The Establishment Ended Long Ago

I see all this guff about the GOP “Establishment lane” and how the “Establishment” may be under threat from the rise of the yam. Nonsense. The Establishment has been gone for most of my adult life. It was all but finished by the time Ronnie Ray became president. Younger people get confused, I think, because there are still plenty of bigwigs working heavy-duty positions. But the Establishment, the rock-ribbed Powers That Be running America while I was growing up, that target of the political upheaval of the ’50s and ’60s, that withered away and died in the ’70s and early ’80s. One sure sign is that overt sexuality and drug use and flamboyant lifestyles became easier and easier because there was nobody left to fill the air with their outrage. That’s also why those who must be called the Skin-Deep Establishment are such Widdle Wads went you get down to it — if you didn’t fear the genuine Establishment, you at least had to respect its game.

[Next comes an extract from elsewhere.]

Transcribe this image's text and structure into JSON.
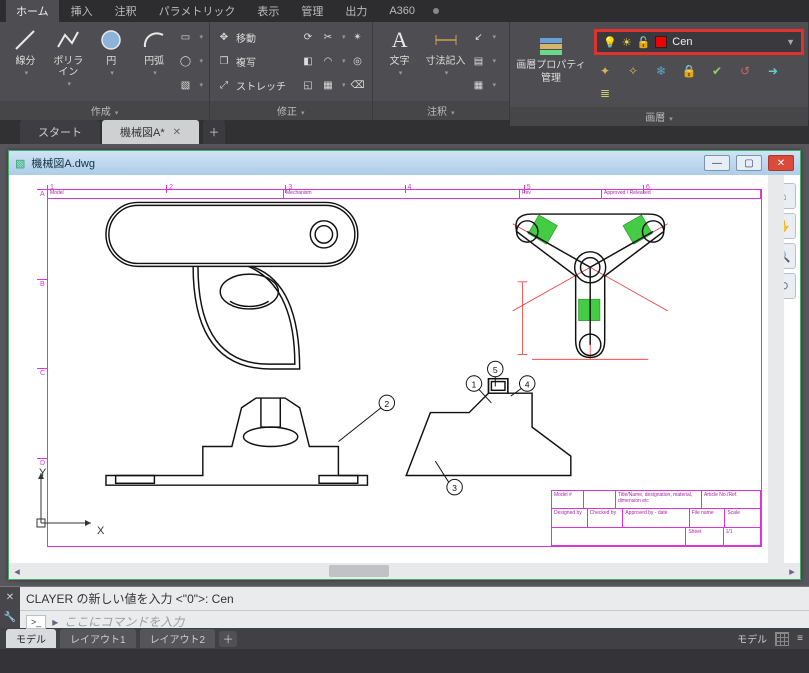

I’ve already expressed my ambivalence about Ike. One Establishment figure I fully respect and even admire is Sen. Mike Mansfield. Sure, he had a few specks on him, pure straight-arrow and square, but of invincible character and principles.

As an example of bitterness toward the “progressive” Establishment, I should cite that I was thrilled and inspired by William O. Douglas’s autobio, Go East, Young Man: The Early Years when it came out in 1974 then was later crushed to find out he was something of a bullshitter and a fraud. (Even if only half of what has been uncovered is true, his image is damaged beyond repair for me.)